O Rei dos Monstros volta pela 31ª vez. É de se pensar que a série teria perdido o fôlego após tanto tempo, mas a realidade é justamente o contrário. O segundo “Godzilla” americano estourou nas bilheterias em 2014 e os japoneses seguiram logo atrás com “Shin Gojira”, o mais novo filme da série e o de maior bilheteria japonesa até hoje. Pela primeira vez sem um homem numa fantasia de borracha, esta releitura também faz uso do realismo como uma ferramenta nova para reviver Godzilla em um contexto moderno. Sim, ainda há espaço para ele no cinema.
“Shin Gojira” não tem nenhuma ligação com os outros 28 filmes japoneses, ele é um novo começo na série. Diferente de apresentar um segundo Godzilla depois da morte do primeiro, como a Era Heisei e a Era Millenium fizeram, essa história desconsidera até mesmo o “Gojira” de 1954. Então quando tremores, vapor e outras esquisitices surgem na baía de Tóquio, nenhum personagem esperava que pudesse ser Godzilla. O Japão inteiro é colocado em alerta quando a presença de uma criatura gigante causa muitos danos em pouco tempo. Com a ameaça constante da destruição da cidade no ar, o destino dos cidadãos é colocado nas mãos de gente que não sabe o que a criatura é, muito menos o que fazer para detê-la.
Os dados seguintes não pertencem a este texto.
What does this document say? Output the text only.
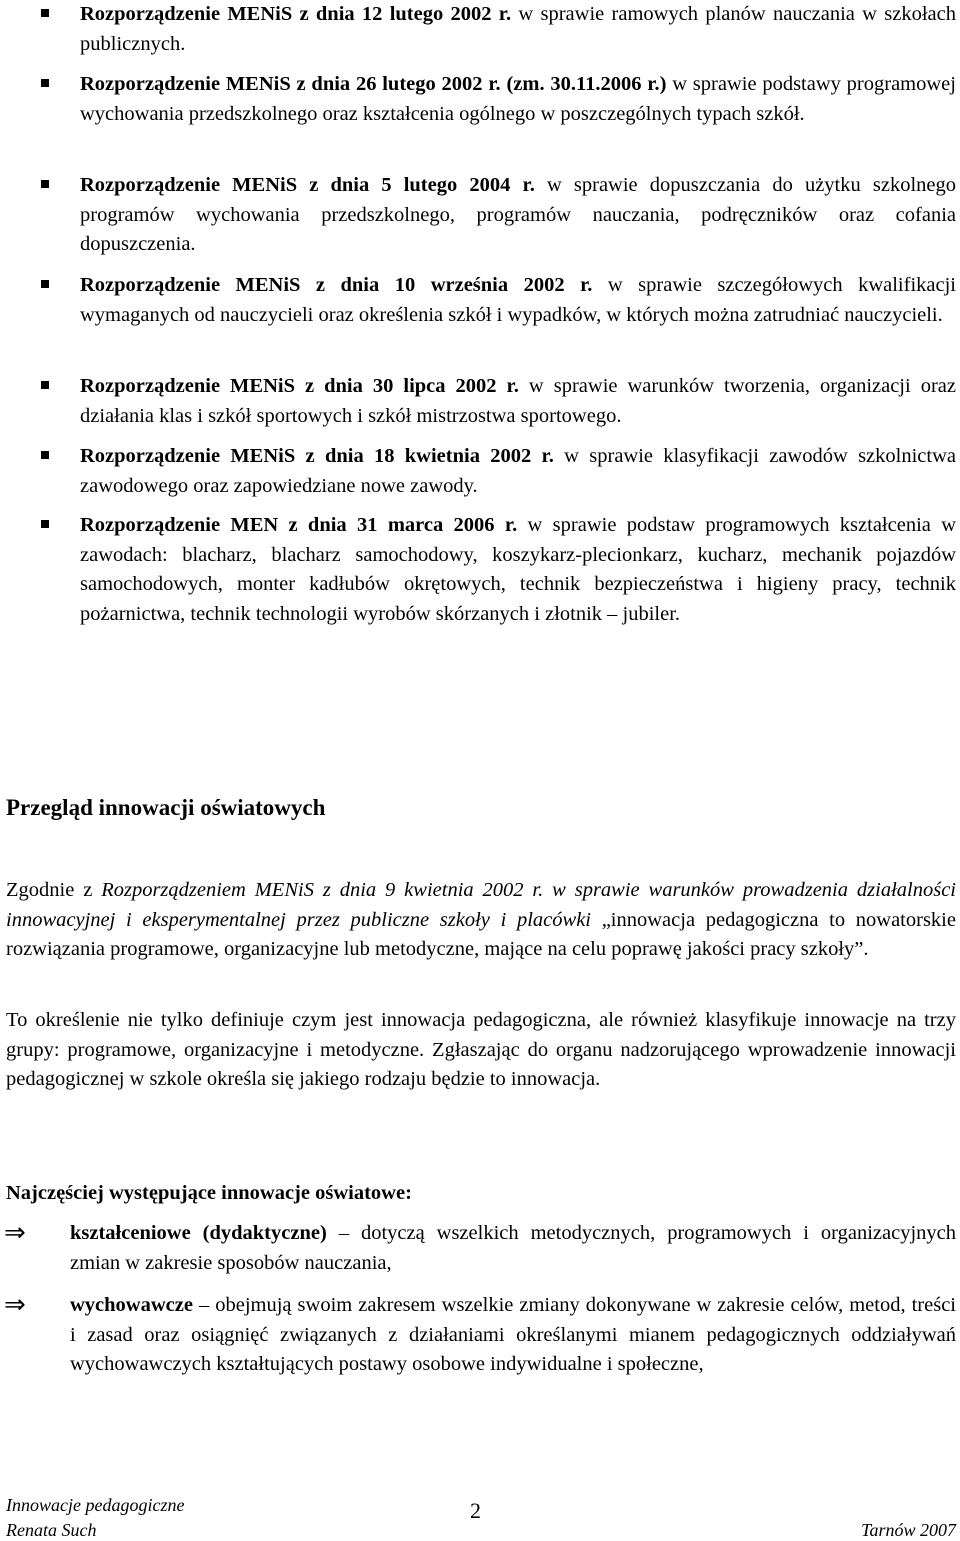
Rozporządzenie MENiS z dnia 12 lutego 2002 r. w sprawie ramowych planów nauczania w szkołach publicznych.
Rozporządzenie MENiS z dnia 26 lutego 2002 r. (zm. 30.11.2006 r.) w sprawie podstawy programowej wychowania przedszkolnego oraz kształcenia ogólnego w poszczególnych typach szkół.
Rozporządzenie MENiS z dnia 5 lutego 2004 r. w sprawie dopuszczania do użytku szkolnego programów wychowania przedszkolnego, programów nauczania, podręczników oraz cofania dopuszczenia.
Rozporządzenie MENiS z dnia 10 września 2002 r. w sprawie szczegółowych kwalifikacji wymaganych od nauczycieli oraz określenia szkół i wypadków, w których można zatrudniać nauczycieli.
Rozporządzenie MENiS z dnia 30 lipca 2002 r. w sprawie warunków tworzenia, organizacji oraz działania klas i szkół sportowych i szkół mistrzostwa sportowego.
Rozporządzenie MENiS z dnia 18 kwietnia 2002 r. w sprawie klasyfikacji zawodów szkolnictwa zawodowego oraz zapowiedziane nowe zawody.
Rozporządzenie MEN z dnia 31 marca 2006 r. w sprawie podstaw programowych kształcenia w zawodach: blacharz, blacharz samochodowy, koszykarz-plecionkarz, kucharz, mechanik pojazdów samochodowych, monter kadłubów okrętowych, technik bezpieczeństwa i higieny pracy, technik pożarnictwa, technik technologii wyrobów skórzanych i złotnik – jubiler.
Przegląd innowacji oświatowych
Zgodnie z Rozporządzeniem MENiS z dnia 9 kwietnia 2002 r. w sprawie warunków prowadzenia działalności innowacyjnej i eksperymentalnej przez publiczne szkoły i placówki „innowacja pedagogiczna to nowatorskie rozwiązania programowe, organizacyjne lub metodyczne, mające na celu poprawę jakości pracy szkoły”.
To określenie nie tylko definiuje czym jest innowacja pedagogiczna, ale również klasyfikuje innowacje na trzy grupy: programowe, organizacyjne i metodyczne. Zgłaszając do organu nadzorującego wprowadzenie innowacji pedagogicznej w szkole określa się jakiego rodzaju będzie to innowacja.
Najczęściej występujące innowacje oświatowe:
⇒ kształceniowe (dydaktyczne) – dotyczą wszelkich metodycznych, programowych i organizacyjnych zmian w zakresie sposobów nauczania,
⇒ wychowawcze – obejmują swoim zakresem wszelkie zmiany dokonywane w zakresie celów, metod, treści i zasad oraz osiągnięć związanych z działaniami określanymi mianem pedagogicznych oddziaływań wychowawczych kształtujących postawy osobowe indywidualne i społeczne,
Innowacje pedagogiczne
Renata Such
2
Tarnów 2007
Este é um filme que realmente me fez querer comentar sobre algumas partes de sua história. Me senti ainda mais tentado a desconsiderar que pudessem ser spoilers porque, bem, a história de Godzilla já é bem conhecida. Então lembrei que “Shin Gojira” é muito singular em alguns aspectos, embora siga a mesma premissa de um monstro gigante causando caos na cidade. Hideaki Anno traz em seu roteiro algumas mudanças nunca vistas antes nos 63 anos da série, elementos que certamente causam surpresa, mas nunca para pior. Gostaria de comentar sobre elas especificamente e quais novidades elas trazem ao clássico modelo de antes. No entanto, para evitar estragar qualquer surpresa digo apenas que elas fazem bem seu papel de estabelecer e embasar o conflito humano da história.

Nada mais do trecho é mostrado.